Ontario's Energy Minister says he's cheered by reports that the sole bidder for Atomic Energy Canada is discussing a possible joint effort for the deal with a deep-pocketed pension fund.

Brad Duguid said he hopes the long-drawn-out sale of AECL may soon be over and that Ontario might resume negotiations to purchase two generation reactors.

As The Globe and Mail reported Wednesday, SNC-Lavalin Group Inc. is talking to pension giant the Ontario Municipal Employees Retirement System about teaming up to buy money-losing AECL's Candu reactor division.

"We're excited as we hear discussion, or talk, about a potential resolution to this process," Mr. Duguid said.

"We're looking forward to sitting down with whomever that new proponent will be and hammering out a deal to purchase new reactors for Ontario at a price that's fair to Ontario consumers."

Ontario has long complained that the Harper government's decision to put AECL on the block has interfered with its timetable for arranging the purchase of new generation reactors from the Crown corporation.

"We haven't really had a party to negotiate with," Mr. Duguid said.

"AECL has been up in the air awaiting the conclusion of this process. So we've been at the table but there's been nobody on the other side."

It can take eight to 10 years for a reactor deal to proceed from purchase to construction to commencing operations.

Ontario, however, is still looking for Ottawa to backstop the reactor purchase as a condition of the transaction.

"There's not - that we're aware of - a successful nuclear industry in the world that is not backed by a huge multinational or, for the most part, a national government providing some level of backstop to the development of these hugely technical and costly products," Mr. Duguid said.

As The Globe and Mail reported earlier this week, SNC-Lavalin is in talks with OMERS about joining forces for the venture.

A source familiar with discussions said SNC-Lavalin's bid for AECL's Candu reactor division has entered the exclusive negotiations stage of talks with Ottawa - the next step toward a deal. Ontario-based Bruce Power pulled out of the bidding in January, leaving Montreal-based SNC-Lavalin as the sole bidder.

If negotiations between SNC-Lavalin and OMERS succeed, the resulting combination could create a powerful team to oversee the future of Atomic Energy's Candu division. OMERS has deep pockets and more than $48-billion of investment assets.

The pairing would also create a made-in-Canada solution for Ottawa, which has been eager to offload money-losing AECL.

It's not clear what precise form a joint effort between SNC-Lavalin and OMERS might take.

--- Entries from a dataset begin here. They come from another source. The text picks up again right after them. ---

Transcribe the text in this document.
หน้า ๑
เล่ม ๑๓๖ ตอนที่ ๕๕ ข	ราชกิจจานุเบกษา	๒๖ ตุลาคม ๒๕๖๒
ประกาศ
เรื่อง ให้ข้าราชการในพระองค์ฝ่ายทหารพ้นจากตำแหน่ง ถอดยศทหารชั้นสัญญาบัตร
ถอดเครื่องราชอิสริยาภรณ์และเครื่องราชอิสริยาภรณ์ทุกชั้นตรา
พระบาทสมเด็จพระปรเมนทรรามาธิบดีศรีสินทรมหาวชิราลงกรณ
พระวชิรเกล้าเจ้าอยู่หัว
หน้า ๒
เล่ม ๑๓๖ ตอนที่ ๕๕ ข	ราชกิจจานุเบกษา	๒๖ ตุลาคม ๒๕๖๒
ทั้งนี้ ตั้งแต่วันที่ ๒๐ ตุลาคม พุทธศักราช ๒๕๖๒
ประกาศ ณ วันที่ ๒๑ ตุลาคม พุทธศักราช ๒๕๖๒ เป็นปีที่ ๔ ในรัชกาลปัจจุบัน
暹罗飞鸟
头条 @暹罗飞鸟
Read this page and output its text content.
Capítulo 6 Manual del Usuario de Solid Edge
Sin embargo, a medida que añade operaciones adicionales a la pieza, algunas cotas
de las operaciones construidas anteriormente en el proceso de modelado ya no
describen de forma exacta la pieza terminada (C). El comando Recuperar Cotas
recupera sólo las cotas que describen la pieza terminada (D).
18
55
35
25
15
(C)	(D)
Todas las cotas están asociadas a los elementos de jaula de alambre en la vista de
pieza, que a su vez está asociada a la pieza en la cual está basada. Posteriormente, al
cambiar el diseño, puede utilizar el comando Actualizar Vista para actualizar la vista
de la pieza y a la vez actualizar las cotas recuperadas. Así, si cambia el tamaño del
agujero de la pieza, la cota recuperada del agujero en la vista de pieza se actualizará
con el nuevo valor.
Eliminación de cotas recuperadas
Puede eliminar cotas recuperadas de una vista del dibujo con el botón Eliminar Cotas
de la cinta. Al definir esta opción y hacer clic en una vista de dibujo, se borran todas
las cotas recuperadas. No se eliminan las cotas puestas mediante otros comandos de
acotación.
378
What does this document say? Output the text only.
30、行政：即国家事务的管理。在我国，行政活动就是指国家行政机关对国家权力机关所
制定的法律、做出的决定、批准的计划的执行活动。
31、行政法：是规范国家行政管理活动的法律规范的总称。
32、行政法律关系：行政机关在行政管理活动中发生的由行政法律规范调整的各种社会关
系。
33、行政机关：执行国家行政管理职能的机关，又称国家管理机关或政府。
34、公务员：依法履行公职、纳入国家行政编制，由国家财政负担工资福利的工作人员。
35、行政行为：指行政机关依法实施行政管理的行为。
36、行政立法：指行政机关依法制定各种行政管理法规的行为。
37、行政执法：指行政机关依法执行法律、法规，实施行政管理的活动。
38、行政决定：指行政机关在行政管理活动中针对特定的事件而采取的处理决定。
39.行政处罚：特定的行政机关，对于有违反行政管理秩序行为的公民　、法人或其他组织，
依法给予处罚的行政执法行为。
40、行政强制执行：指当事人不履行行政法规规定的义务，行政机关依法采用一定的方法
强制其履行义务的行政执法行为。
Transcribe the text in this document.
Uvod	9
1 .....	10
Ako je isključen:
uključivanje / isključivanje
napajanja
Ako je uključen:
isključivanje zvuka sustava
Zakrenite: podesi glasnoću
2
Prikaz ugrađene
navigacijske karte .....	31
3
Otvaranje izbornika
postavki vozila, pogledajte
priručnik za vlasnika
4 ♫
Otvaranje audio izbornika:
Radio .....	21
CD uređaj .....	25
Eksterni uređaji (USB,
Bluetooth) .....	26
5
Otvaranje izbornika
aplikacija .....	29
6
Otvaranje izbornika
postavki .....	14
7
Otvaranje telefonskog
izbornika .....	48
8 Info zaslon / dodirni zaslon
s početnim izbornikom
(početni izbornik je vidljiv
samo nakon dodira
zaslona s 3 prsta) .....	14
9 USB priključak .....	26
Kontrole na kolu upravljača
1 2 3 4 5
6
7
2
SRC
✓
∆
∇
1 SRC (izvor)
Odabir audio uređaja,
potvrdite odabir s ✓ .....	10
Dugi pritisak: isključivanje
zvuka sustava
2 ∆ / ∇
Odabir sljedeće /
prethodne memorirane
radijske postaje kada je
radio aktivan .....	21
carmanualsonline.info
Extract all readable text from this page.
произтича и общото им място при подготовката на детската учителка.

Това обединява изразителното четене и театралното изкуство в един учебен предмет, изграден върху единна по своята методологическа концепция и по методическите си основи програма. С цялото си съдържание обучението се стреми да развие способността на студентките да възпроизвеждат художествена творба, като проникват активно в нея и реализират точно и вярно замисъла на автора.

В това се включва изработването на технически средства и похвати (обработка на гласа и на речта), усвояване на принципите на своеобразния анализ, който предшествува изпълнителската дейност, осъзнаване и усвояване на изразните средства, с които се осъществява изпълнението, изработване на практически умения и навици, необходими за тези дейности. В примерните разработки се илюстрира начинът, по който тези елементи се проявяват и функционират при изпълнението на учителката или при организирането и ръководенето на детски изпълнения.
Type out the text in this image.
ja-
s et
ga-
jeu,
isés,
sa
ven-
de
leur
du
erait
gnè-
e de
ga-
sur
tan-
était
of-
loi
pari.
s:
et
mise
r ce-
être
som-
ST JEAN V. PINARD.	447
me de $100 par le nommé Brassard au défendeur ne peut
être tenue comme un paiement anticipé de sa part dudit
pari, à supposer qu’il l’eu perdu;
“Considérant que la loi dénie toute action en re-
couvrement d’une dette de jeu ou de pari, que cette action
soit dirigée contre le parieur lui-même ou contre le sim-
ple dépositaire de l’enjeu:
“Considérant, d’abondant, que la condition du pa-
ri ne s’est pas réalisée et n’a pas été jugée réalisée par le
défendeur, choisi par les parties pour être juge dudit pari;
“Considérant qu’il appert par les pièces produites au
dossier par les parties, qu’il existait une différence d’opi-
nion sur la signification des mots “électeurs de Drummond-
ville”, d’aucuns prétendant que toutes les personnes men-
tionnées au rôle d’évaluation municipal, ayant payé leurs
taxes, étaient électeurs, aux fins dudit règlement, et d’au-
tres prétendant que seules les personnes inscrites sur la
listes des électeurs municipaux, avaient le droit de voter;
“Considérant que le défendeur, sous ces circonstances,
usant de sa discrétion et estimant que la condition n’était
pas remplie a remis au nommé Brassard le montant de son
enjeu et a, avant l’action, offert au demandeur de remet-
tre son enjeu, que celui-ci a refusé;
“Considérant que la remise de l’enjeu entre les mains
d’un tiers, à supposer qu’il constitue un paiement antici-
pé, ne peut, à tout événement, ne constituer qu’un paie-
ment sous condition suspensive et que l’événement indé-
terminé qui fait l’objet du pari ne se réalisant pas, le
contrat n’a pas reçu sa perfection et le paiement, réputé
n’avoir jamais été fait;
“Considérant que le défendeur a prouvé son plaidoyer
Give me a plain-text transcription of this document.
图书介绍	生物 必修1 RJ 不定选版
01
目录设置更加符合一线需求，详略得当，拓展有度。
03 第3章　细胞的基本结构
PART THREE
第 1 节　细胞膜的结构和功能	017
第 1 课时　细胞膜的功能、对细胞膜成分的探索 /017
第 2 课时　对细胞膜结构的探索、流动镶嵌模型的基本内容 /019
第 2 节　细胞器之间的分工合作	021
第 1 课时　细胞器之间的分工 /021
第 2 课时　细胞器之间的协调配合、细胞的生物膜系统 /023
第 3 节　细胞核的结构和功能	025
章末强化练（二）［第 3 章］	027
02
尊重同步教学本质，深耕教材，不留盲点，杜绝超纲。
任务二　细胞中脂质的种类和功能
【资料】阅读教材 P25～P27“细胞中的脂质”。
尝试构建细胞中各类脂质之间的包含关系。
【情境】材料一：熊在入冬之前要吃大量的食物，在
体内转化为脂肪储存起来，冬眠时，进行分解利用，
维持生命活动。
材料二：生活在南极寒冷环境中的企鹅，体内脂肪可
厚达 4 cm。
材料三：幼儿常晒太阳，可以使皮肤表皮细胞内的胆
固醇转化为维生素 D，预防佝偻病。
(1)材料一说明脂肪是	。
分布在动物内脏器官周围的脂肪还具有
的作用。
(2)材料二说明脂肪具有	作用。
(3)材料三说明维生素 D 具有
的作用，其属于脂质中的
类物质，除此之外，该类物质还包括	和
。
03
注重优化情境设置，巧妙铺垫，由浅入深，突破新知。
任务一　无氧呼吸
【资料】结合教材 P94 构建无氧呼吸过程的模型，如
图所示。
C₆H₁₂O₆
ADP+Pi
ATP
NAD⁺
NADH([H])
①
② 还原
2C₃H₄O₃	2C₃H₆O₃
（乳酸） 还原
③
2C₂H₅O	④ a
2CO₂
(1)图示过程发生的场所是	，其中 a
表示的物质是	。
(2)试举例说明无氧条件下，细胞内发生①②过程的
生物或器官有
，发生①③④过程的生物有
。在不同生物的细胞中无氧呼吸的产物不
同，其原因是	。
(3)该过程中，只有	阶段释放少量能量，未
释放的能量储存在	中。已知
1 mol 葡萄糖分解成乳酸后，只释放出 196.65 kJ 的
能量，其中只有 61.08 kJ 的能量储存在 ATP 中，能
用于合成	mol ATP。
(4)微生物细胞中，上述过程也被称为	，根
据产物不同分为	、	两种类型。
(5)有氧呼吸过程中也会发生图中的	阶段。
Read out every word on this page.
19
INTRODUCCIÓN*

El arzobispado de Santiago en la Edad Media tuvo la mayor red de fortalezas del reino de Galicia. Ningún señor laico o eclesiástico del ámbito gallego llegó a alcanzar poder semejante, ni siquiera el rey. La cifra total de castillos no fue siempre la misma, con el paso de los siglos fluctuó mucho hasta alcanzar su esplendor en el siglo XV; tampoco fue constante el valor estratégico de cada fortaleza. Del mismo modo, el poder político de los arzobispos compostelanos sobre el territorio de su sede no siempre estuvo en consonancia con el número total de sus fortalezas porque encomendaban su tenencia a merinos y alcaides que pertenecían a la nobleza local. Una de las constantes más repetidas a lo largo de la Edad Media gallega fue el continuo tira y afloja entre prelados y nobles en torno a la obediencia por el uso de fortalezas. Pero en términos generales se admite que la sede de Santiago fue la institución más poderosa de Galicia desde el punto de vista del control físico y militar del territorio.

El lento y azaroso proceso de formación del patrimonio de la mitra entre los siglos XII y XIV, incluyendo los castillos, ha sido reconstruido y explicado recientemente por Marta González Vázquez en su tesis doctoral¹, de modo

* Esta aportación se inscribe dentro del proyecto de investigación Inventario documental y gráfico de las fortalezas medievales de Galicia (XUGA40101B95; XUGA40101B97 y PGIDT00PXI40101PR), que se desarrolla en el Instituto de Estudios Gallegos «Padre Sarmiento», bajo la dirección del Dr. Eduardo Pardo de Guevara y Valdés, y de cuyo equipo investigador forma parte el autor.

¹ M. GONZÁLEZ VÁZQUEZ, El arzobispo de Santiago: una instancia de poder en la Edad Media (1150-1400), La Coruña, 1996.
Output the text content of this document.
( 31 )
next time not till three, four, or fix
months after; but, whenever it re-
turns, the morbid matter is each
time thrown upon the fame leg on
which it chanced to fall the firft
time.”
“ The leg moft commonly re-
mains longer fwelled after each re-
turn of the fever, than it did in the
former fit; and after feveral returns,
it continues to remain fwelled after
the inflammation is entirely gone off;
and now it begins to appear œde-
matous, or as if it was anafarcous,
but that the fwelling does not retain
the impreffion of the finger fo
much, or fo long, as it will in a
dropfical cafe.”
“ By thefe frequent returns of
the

Talks with SNC-Lavalin give OMERS another crack at playing a role in AECL's future. OMERS is a private investor in Bruce Power, which operates a generating station on Lake Huron. Bruce pulled out of the running for AECL because some of its shareholders were reluctant to take on the financial risk that would come with owning AECL, sources say.

Both SNC-Lavalin and OMERS have declined to comment.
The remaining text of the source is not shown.